The Philippines has one of the highest teenage pregnancy rates throughout Southeast Asia, a new study has revealed.
The United Nations Population Fund said that the ‘only’ Asia-Pacific country which has a sharp rise in teenage pregnancy over the last two decades is the Philippines.
Those rising pregnancy rates may slow the country’s growth expectations with newly-elected President Rodrigo Duterte.
Should the pattern continue, the country will have more younger dependents that are unwilling to work, and a much older society dependent on youths to carry them through their senior years.
In the study, girls aged 15 to 19 make up 10 per cent of the population in the Philippines today. Sadly, one out of every ten have already given birth to a child in those same age brackets.
Authorities say the fertility rate in the country is 57 births for every 1,000 girls – this rate is based on a study performed in 2013.
Contraception to reduce teenage pregnancy
The study also shows that the Philippines need to fully implement a reproductive health law, as well as invest in quality education and other health services for younger children, including teenage girls.

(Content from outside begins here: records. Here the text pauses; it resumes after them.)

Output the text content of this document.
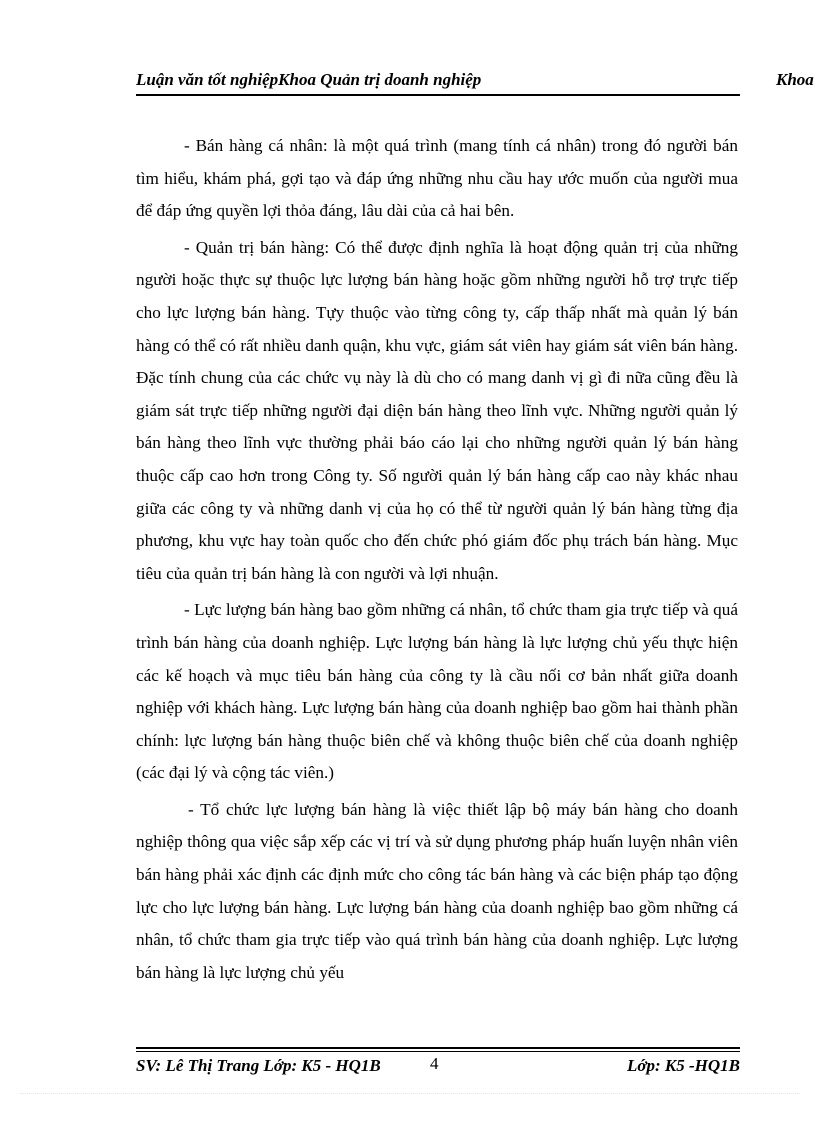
Luận văn tốt nghiệpKhoa Quản trị doanh nghiệp	Khoa

- Bán hàng cá nhân: là một quá trình (mang tính cá nhân) trong đó người bán tìm hiểu, khám phá, gợi tạo và đáp ứng những nhu cầu hay ước muốn của người mua để đáp ứng quyền lợi thỏa đáng, lâu dài của cả hai bên.

- Quản trị bán hàng: Có thể được định nghĩa là hoạt động quản trị của những người hoặc thực sự thuộc lực lượng bán hàng hoặc gồm những người hỗ trợ trực tiếp cho lực lượng bán hàng. Tựy thuộc vào từng công ty, cấp thấp nhất mà quản lý bán hàng có thể có rất nhiều danh quận, khu vực, giám sát viên hay giám sát viên bán hàng. Đặc tính chung của các chức vụ này là dù cho có mang danh vị gì đi nữa cũng đều là giám sát trực tiếp những người đại diện bán hàng theo lĩnh vực. Những người quản lý bán hàng theo lĩnh vực thường phải báo cáo lại cho những người quản lý bán hàng thuộc cấp cao hơn trong Công ty. Số người quản lý bán hàng cấp cao này khác nhau giữa các công ty và những danh vị của họ có thể từ người quản lý bán hàng từng địa phương, khu vực hay toàn quốc cho đến chức phó giám đốc phụ trách bán hàng. Mục tiêu của quản trị bán hàng là con người và lợi nhuận.

- Lực lượng bán hàng bao gồm những cá nhân, tổ chức tham gia trực tiếp và quá trình bán hàng của doanh nghiệp. Lực lượng bán hàng là lực lượng chủ yếu thực hiện các kế hoạch và mục tiêu bán hàng của công ty là cầu nối cơ bản nhất giữa doanh nghiệp với khách hàng. Lực lượng bán hàng của doanh nghiệp bao gồm hai thành phần chính: lực lượng bán hàng thuộc biên chế và không thuộc biên chế của doanh nghiệp (các đại lý và cộng tác viên.)

- Tổ chức lực lượng bán hàng là việc thiết lập bộ máy bán hàng cho doanh nghiệp thông qua việc sắp xếp các vị trí và sử dụng phương pháp huấn luyện nhân viên bán hàng phải xác định các định mức cho công tác bán hàng và các biện pháp tạo động lực cho lực lượng bán hàng. Lực lượng bán hàng của doanh nghiệp bao gồm những cá nhân, tổ chức tham gia trực tiếp vào quá trình bán hàng của doanh nghiệp. Lực lượng bán hàng là lực lượng chủ yếu

SV: Lê Thị Trang Lớp: K5 - HQ1B	4	Lớp: K5 -HQ1B
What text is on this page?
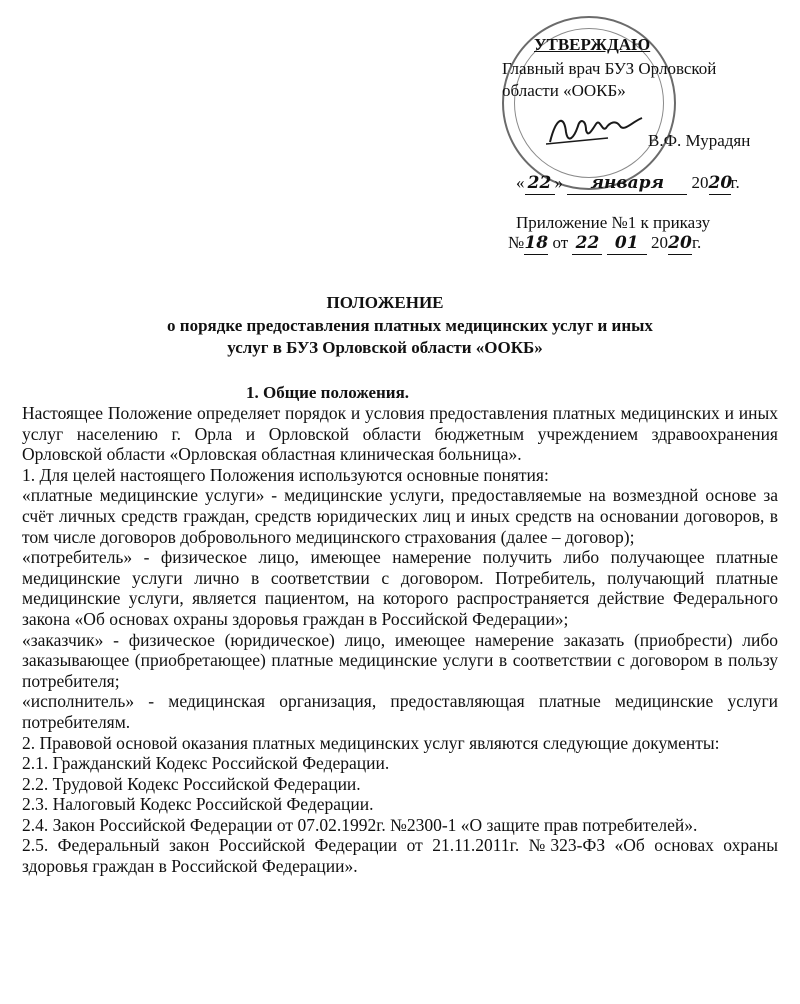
УТВЕРЖДАЮ
Главный врач БУЗ Орловской
области «ООКБ»
В.Ф. Мурадян
« 22 » января 2020г.
Приложение №1 к приказу
№18 от 22 01 2020г.
ПОЛОЖЕНИЕ
о порядке предоставления платных медицинских услуг и иных
услуг в БУЗ Орловской области «ООКБ»
1. Общие положения.

Настоящее Положение определяет порядок и условия предоставления платных медицинских и иных услуг населению г. Орла и Орловской области бюджетным учреждением здравоохранения Орловской области «Орловская областная клиническая больница».

1. Для целей настоящего Положения используются основные понятия:

«платные медицинские услуги» - медицинские услуги, предоставляемые на возмездной основе за счёт личных средств граждан, средств юридических лиц и иных средств на основании договоров, в том числе договоров добровольного медицинского страхования (далее – договор);

«потребитель» - физическое лицо, имеющее намерение получить либо получающее платные медицинские услуги лично в соответствии с договором. Потребитель, получающий платные медицинские услуги, является пациентом, на которого распространяется действие Федерального закона «Об основах охраны здоровья граждан в Российской Федерации»;

«заказчик» - физическое (юридическое) лицо, имеющее намерение заказать (приобрести) либо заказывающее (приобретающее) платные медицинские услуги в соответствии с договором в пользу потребителя;

«исполнитель» - медицинская организация, предоставляющая платные медицинские услуги потребителям.

2. Правовой основой оказания платных медицинских услуг являются следующие документы:

2.1. Гражданский Кодекс Российской Федерации.

2.2. Трудовой Кодекс Российской Федерации.

2.3. Налоговый Кодекс Российской Федерации.

2.4. Закон Российской Федерации от 07.02.1992г. №2300-1 «О защите прав потребителей».

2.5. Федеральный закон Российской Федерации от 21.11.2011г. №323-ФЗ «Об основах охраны здоровья граждан в Российской Федерации».
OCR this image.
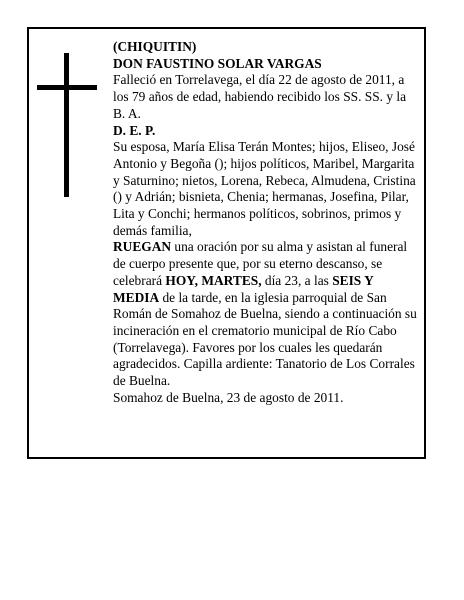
(CHIQUITIN)

DON FAUSTINO SOLAR VARGAS

Falleció en Torrelavega, el día 22 de agosto de 2011, a los 79 años de edad, habiendo recibido los SS. SS. y la B. A.

D. E. P.

Su esposa, María Elisa Terán Montes; hijos, Eliseo, José Antonio y Begoña (); hijos políticos, Maribel, Margarita y Saturnino; nietos, Lorena, Rebeca, Almudena, Cristina () y Adrián; bisnieta, Chenia; hermanas, Josefina, Pilar, Lita y Conchi; hermanos políticos, sobrinos, primos y demás familia,

RUEGAN una oración por su alma y asistan al funeral de cuerpo presente que, por su eterno descanso, se celebrará HOY, MARTES, día 23, a las SEIS Y MEDIA de la tarde, en la iglesia parroquial de San Román de Somahoz de Buelna, siendo a continuación su incineración en el crematorio municipal de Río Cabo (Torrelavega). Favores por los cuales les quedarán agradecidos. Capilla ardiente: Tanatorio de Los Corrales de Buelna.

Somahoz de Buelna, 23 de agosto de 2011.
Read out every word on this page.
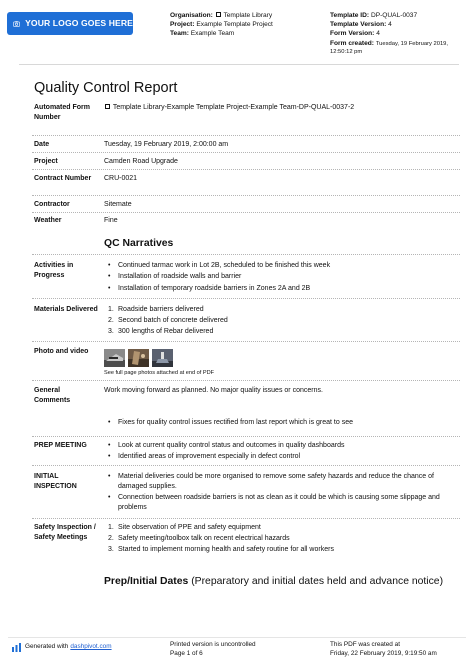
YOUR LOGO GOES HERE
Organisation: Template Library
Project: Example Template Project
Team: Example Team
Template ID: DP-QUAL-0037
Template Version: 4
Form Version: 4
Form created: Tuesday, 19 February 2019,
12:50:12 pm
Quality Control Report
Automated Form Number
Template Library-Example Template Project-Example Team-DP-QUAL-0037-2
Date	Tuesday, 19 February 2019, 2:00:00 am
Project	Camden Road Upgrade
Contract Number	CRU-0021
Contractor	Sitemate
Weather	Fine
QC Narratives
Activities in Progress
• Continued tarmac work in Lot 2B, scheduled to be finished this week
• Installation of roadside walls and barrier
• Installation of temporary roadside barriers in Zones 2A and 2B
Materials Delivered 1. Roadside barriers delivered
2. Second batch of concrete delivered
3. 300 lengths of Rebar delivered
Photo and video
See full page photos attached at end of PDF
General Comments
Work moving forward as planned. No major quality issues or concerns.
• Fixes for quality control issues rectified from last report which is great to see
PREP MEETING
•	Look at current quality control status and outcomes in quality dashboards
• Identified areas of improvement especially in defect control
INITIAL INSPECTION
• Material deliveries could be more organised to remove some safety hazards and reduce the chance of damaged supplies.
• Connection between roadside barriers is not as clean as it could be which is causing some slippage and problems
Safety Inspection / Safety Meetings
1. Site observation of PPE and safety equipment
2. Safety meeting/toolbox talk on recent electrical hazards
3. Started to implement morning health and safety routine for all workers
Prep/Initial Dates (Preparatory and initial dates held and advance notice)
Generated with dashpivot.com	Printed version is uncontrolled
Page 1 of 6
This PDF was created at
Friday, 22 February 2019, 9:19:50 am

That recommendation also comes on the heels for the country to produce meaningful jobs, not just for working class people, but also for young up-and-coming mothers, families and those looking to enter the first real stages of responsibility.
The Philippines has minimum daily pay amounts posted throughout the country – sorry to say those posting are often ignored – in Davao City the minimum is 318 pesos, but in Chinatown and many other poor districts the pay can start at 150 to 200 pesos per day.
The study on teenage pregnancy emphasized the urgency for teenage girls to complete at least a high school education before entering into bearing a child.
UNFPA representative said that “due to the slow reduction in the fertility rate, the country may not be able to benefit fully from the demographic dividend.” In short, the optimal balance between young, old and middle class would be severely unbalanced, creating an economic disaster.
Since the 1960s fertility rates have dropped
In 2013, a prior study showed that the fertility rate in the Philippines was three births per woman – those numbers are much better than those from the 1960’s when Filipina women had an average of seven children.
Today, the poorest communities in the Philippines still hold the average fertility rate at 5.2 births per woman. For some those numbers show the strong-hold of the Catholic Church and the grip it has on the country.
President Rodrigo Duterte has signaled his plan to fully implement the reproductive health law that will guarantee universal access to contraception, sex education, and maternal care.
Education is also on Duterte’s venue, but many question the reality of K-12, and other plans that sorely miss the spot when coming to first world education.